Cache step prompts if you’re experimenting; only the best individual per gen must be executed.
If your runner is expensive, consider generation-end evaluation only (evaluate after reproduction, not for every candidate mid-gen).
Operators: practical notes¶
Crossover tends to clean up naming and structure—keep it dominant (0.6–0.8).
Mutation is single, small edits by design (split/insert/rename/verify). If progress stalls, slightly raise mutation_rate.
Diagnosing stagnation¶
Flat fitness across generations → Scorer too coarse. Switch to task-eval or add a shaping term (e.g., small penalty for > N steps).
Validator ping-pong → Tighten repair prompts; prefer minimal fixes and renumber steps after repair.

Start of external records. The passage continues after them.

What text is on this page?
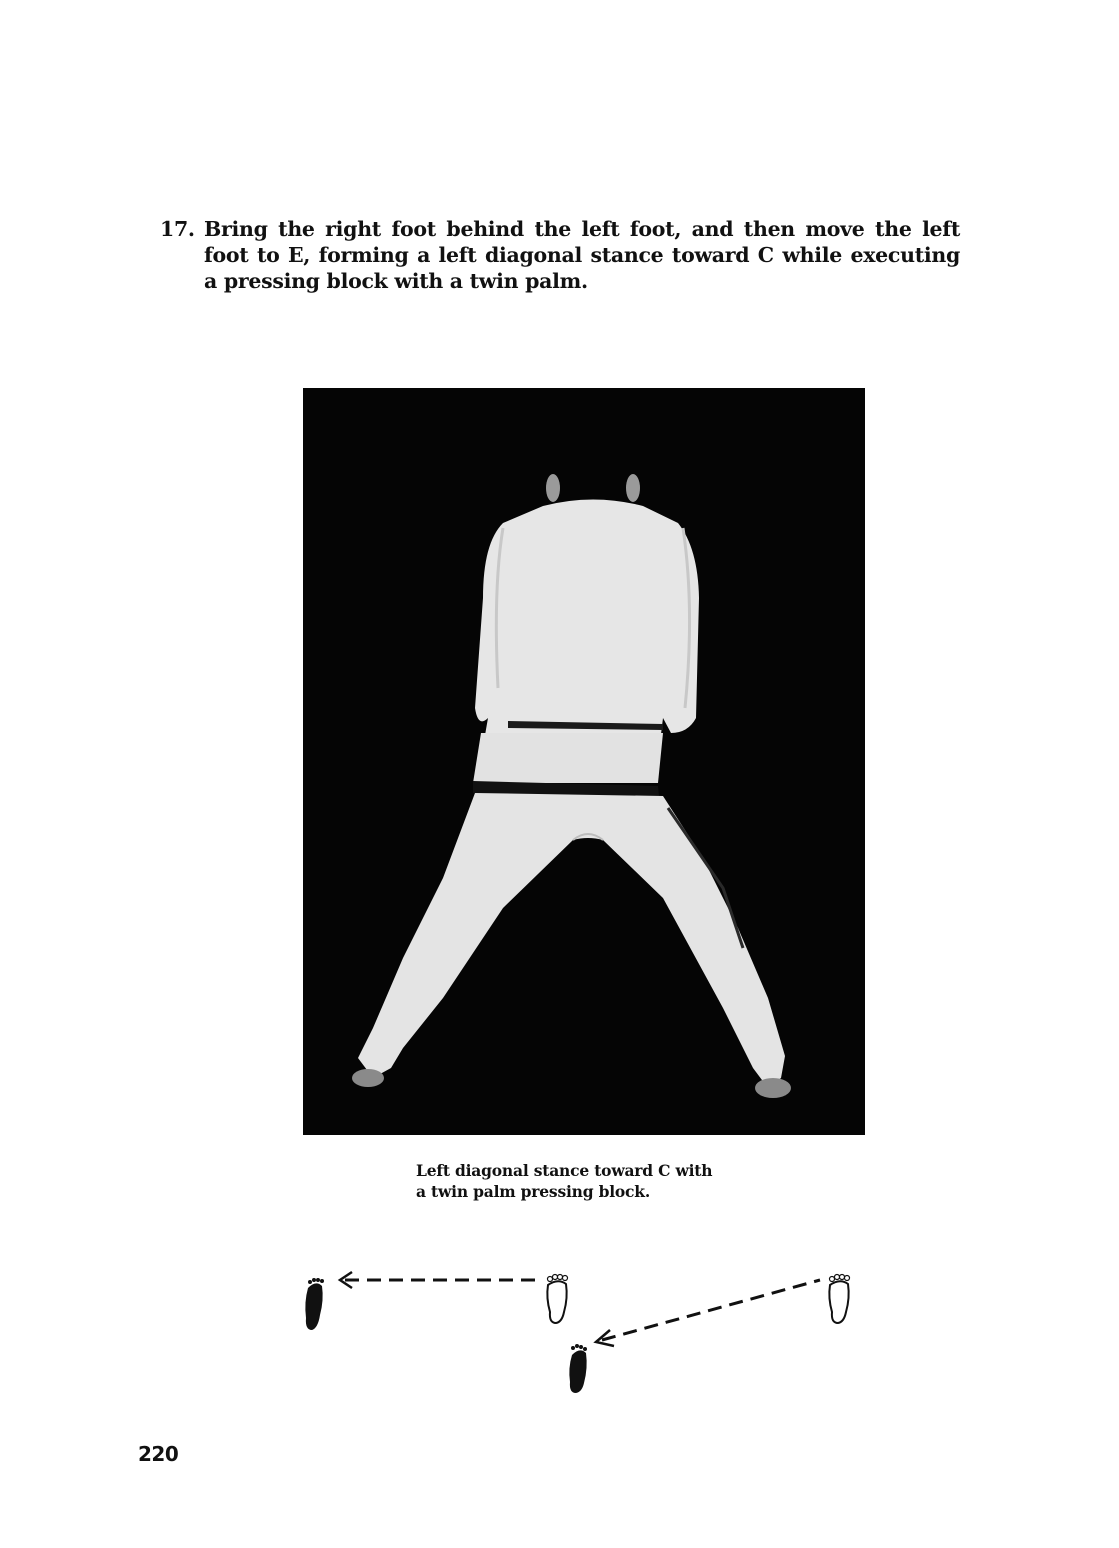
17. Bring the right foot behind the left foot, and then move the left foot to E, forming a left diagonal stance toward C while executing a pressing block with a twin palm.
Left diagonal stance toward C with
a twin palm pressing block.
220
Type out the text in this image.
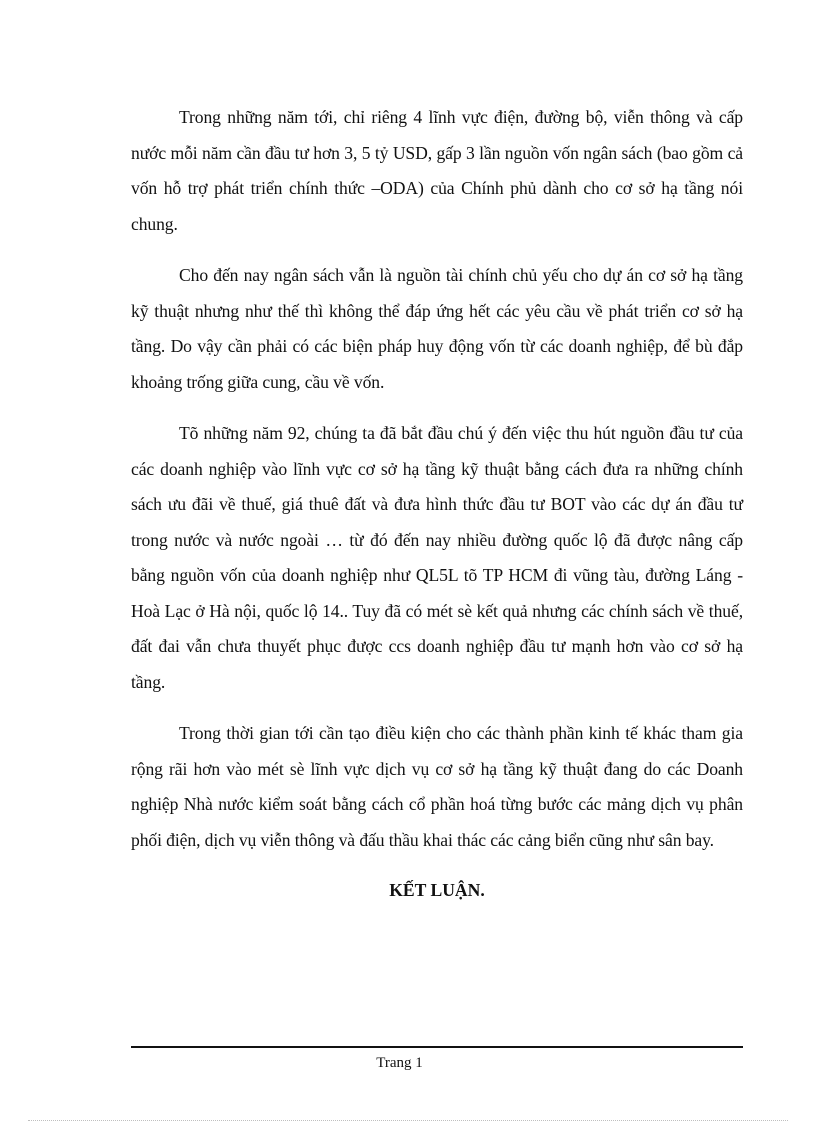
Trong những năm tới, chỉ riêng 4 lĩnh vực điện, đường bộ, viễn thông và cấp nước mỗi năm cần đầu tư hơn 3, 5 tỷ USD, gấp 3 lần nguồn vốn ngân sách (bao gồm cả vốn hỗ trợ phát triển chính thức –ODA) của Chính phủ dành cho cơ sở hạ tầng nói chung.

Cho đến nay ngân sách vẫn là nguồn tài chính chủ yếu cho dự án cơ sở hạ tầng kỹ thuật nhưng như thế thì không thể đáp ứng hết các yêu cầu về phát triển cơ sở hạ tầng. Do vậy cần phải có các biện pháp huy động vốn từ các doanh nghiệp, để bù đắp khoảng trống giữa cung, cầu về vốn.

Tõ những năm 92, chúng ta đã bắt đầu chú ý đến việc thu hút nguồn đầu tư của các doanh nghiệp vào lĩnh vực cơ sở hạ tầng kỹ thuật bằng cách đưa ra những chính sách ưu đãi về thuế, giá thuê đất và đưa hình thức đầu tư BOT vào các dự án đầu tư trong nước và nước ngoài … từ đó đến nay nhiều đường quốc lộ đã được nâng cấp bằng nguồn vốn của doanh nghiệp như QL5L tõ TP HCM đi vũng tàu, đường Láng - Hoà Lạc ở Hà nội, quốc lộ 14.. Tuy đã có mét sè kết quả nhưng các chính sách về thuế, đất đai vẫn chưa thuyết phục được ccs doanh nghiệp đầu tư mạnh hơn vào cơ sở hạ tầng.

Trong thời gian tới cần tạo điều kiện cho các thành phần kinh tế khác tham gia rộng rãi hơn vào mét sè lĩnh vực dịch vụ cơ sở hạ tầng kỹ thuật đang do các Doanh nghiệp Nhà nước kiểm soát bằng cách cổ phần hoá từng bước các mảng dịch vụ phân phối điện, dịch vụ viễn thông và đấu thầu khai thác các cảng biển cũng như sân bay.

KẾT LUẬN.

Trang 1
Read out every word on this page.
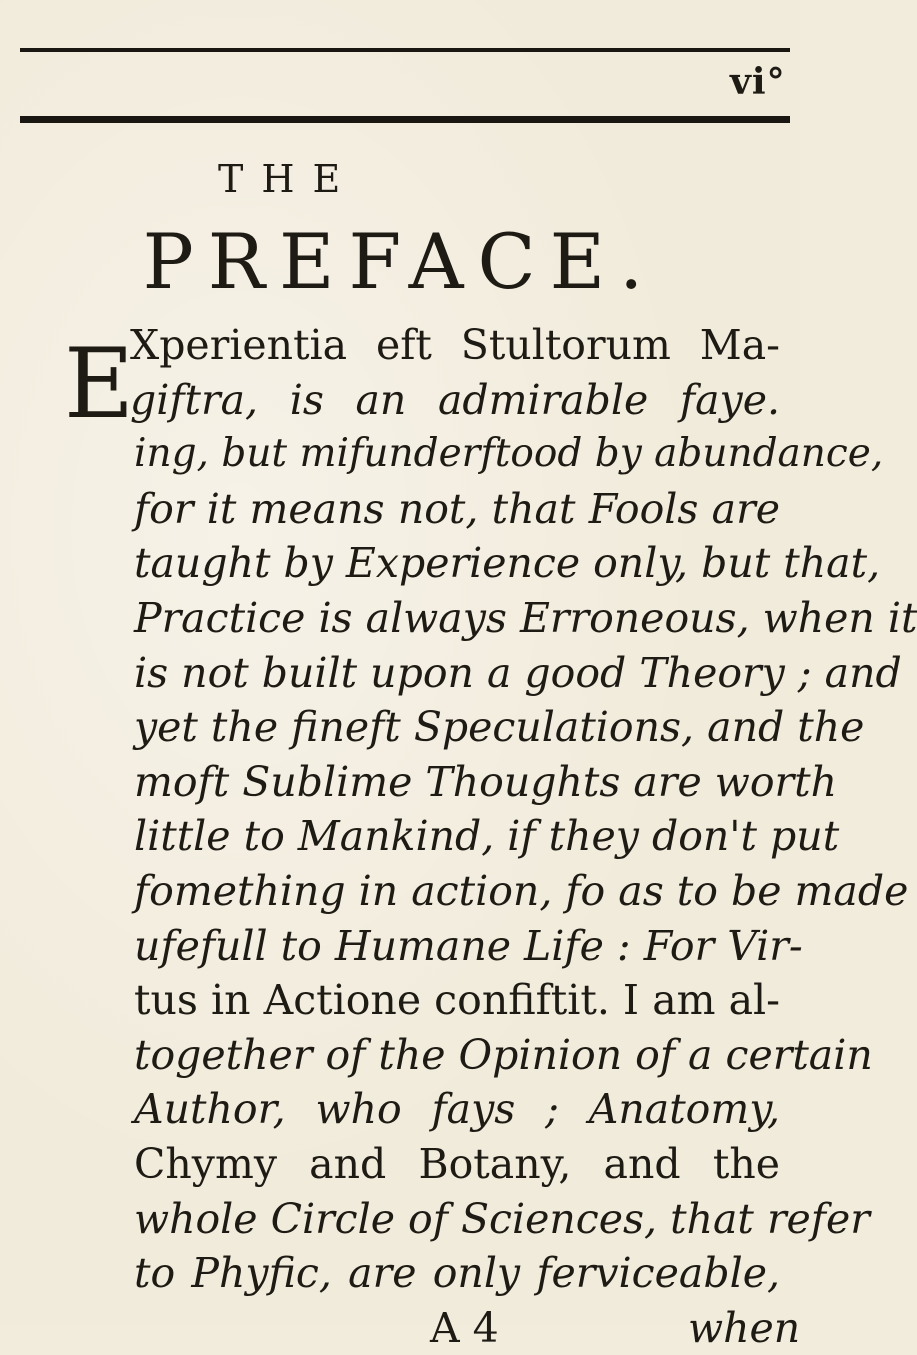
vi°
THE
PREFACE.
E
Xperientia eft Stultorum Ma-
giftra, is an admirable faye.
ing, but mifunderftood by abundance,
for it means not, that Fools are
taught by Experience only, but that,
Practice is always Erroneous, when it
is not built upon a good Theory ; and
yet the fineft Speculations, and the
moft Sublime Thoughts are worth
little to Mankind, if they don't put
fomething in action, fo as to be made
ufefull to Humane Life : For Vir-
tus in Actione confiftit. I am al-
together of the Opinion of a certain
Author, who fays ; Anatomy,
Chymy and Botany, and the
whole Circle of Sciences, that refer
to Phyfic, are only ferviceable,
A 4	when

Degenerate loops (same child every time) → add random_immigrant_rate and ensure seed is not globally constant if you want exploration.
GSM8K recipe (mini)¶
FINAL_SCHEMA = get_schema("gsm")
def run_steps_fn(proc, q, s, m, print_bool=False):
return run_steps_stateful_minimal(proc, q, s, m, query_fn=query, print_bool=print_bool)
def eval_fn(state, proc):
import math, re
nums = re.findall(r"-?\d+(?:\.\d+)?", state.get("answer",""))
pred = state.get("answer_numerical") or (float(nums[-1]) if nums else None)
gold = state.get("_gold_num")
return 1.0 if (pred is not None and gold is not None and math.isclose(pred, gold, abs_tol=1e-6)) else 0.0
# loop
for ex in examples: # list of {id, question, answer}
gold_num = extract_number(ex["answer"])
best, _ = ga.run(
task_description=ex["question"],
final_answer_schema=FINAL_SCHEMA,
run_steps_fn=run_steps_fn,
eval_fn=lambda st, pr: eval_fn({**st, "_gold_num": gold_num}, pr),
)
state = run_steps_fn(best.proc, ex["question"], FINAL_SCHEMA, ga.model)
Troubleshooting¶
ModuleNotFoundError during docs build Make sure both packages are installed in the docs env and conf.py adds their src/ paths.
LLM returns prose, not JSON Lower temperature and include the schema verbatim (format= parameter if your backend supports it).
“Missing required output …” at runtime Keep strict_missing=True to catch it early; if the model is flaky, allow one retry with the same prompt/seed.
When to stop evolving¶
Fitness plateaus for ≥2 generations.
Best procedure stabilizes (diff of steps/variables is small).
Wall-clock budget reached (log total tokens/calls if possible).